Мой путь как раз лежал мимо автобусной остановки. И время было самое, что ни есть неподходящее - перед самым приходом автобуса. Это несколько напрягало. И вот почему. Остановка была в деревне чем-то, вроде клуба по интересам, светского салона и культурного центра. За полчаса до прихода автобуса здесь собиралось полдеревни. Некоторые дамы приходили с детьми. На самом деле, ждали автобус с намерениями уехать на нем обычно только два-три человека из компании. Остальные просто сидели на лавочке или стояли под плотным козырьком, защищающим от яркого даже в ноябре солнца. Насколько я понимаю, какого-то определенного плана или порядка у «остановочного кружка» не было. Думаю, они просто обменивались полезной информацией.

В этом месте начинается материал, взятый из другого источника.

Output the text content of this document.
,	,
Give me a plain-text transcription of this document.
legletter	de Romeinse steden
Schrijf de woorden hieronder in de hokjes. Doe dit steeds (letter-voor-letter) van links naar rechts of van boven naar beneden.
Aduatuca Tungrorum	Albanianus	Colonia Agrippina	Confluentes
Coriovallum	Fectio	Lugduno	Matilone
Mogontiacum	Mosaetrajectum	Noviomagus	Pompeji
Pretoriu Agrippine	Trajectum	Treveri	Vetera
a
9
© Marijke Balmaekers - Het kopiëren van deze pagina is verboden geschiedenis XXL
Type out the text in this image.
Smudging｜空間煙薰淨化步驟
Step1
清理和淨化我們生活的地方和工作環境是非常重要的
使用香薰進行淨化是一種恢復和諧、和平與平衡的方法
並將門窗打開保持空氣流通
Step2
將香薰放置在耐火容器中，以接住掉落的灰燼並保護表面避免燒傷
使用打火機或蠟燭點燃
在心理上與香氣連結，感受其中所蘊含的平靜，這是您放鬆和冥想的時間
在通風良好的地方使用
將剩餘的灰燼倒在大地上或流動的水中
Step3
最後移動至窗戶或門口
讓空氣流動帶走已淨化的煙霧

Ещё мной было замечено, что так же совместными усилиями здесь осуществлялось воспитание пса Мухтара, который жил как раз напротив остановки во дворе затейливого домика с узорчатой верандой и резной мансардой. Мухтар был овчаркой, молодой и жизнерадостной. Компания, собравшаяся на остановке, давала псу Мухтару советы. И команды. В прошлый раз, когда мы с Лией проходили мимо, пес получал основы курса хорошего тона «Как вести себя с хулиганскими собаками». Как раз к дому, где бодро познавал основы мира всеобщий любимец Мухтар, подвалили два беспутных песьих разгильдяя весьма задорной наружности. Оба коротконогие, с закрученными колечками тугими хвостами, и веселыми мордами. Они изощренно начинали дразнить честно сторожившего свою территорию Мухтара. Когда же пес начал реагировать на хулиганов громким лаем (надо сказать делал он это с большим удовольствием), с остановки сразу многоголосьем неслись команды:

- Фу, Мухтар!

- Нельзя, Мухтар.

- Мухтар, тихо!

В общем, каждый, сидевший на остановке в ожидании автобуса, считал своим не только правом, но и долгом принять участие в наставлении Мухтара на праведный путь, не вставая с лавочки.

В этот раз ещё на подходе я поняла, что на остановке подозрительно тихо. Люди собрались, как всегда, я это видела издалека, но не было слышно голосов, и ощущение какой-то всеобщей растерянности витало в осеннем воздухе. Я подошла ближе, уже взволнованная и, наверное, от этого несколько забывшая о своей социофобии, выхватила глазами невысокую плотную черноглазую женщину неопределенного возраста в светлых трикотажных бриджах до колен и просторной футболке. На голове у черноокой жительницы Аштарака на самой макушке торчал, как задорный хохолок, перехваченный резинкой явно обесцвеченный хвост. Почему-то она больше всех остальных сразу же располагала к себе. Преодолевая дрожь в коленях и спазм в горле, я зацепилась взглядом за неё, чтобы не обращаться сразу ко всем, и громко поздоровалась.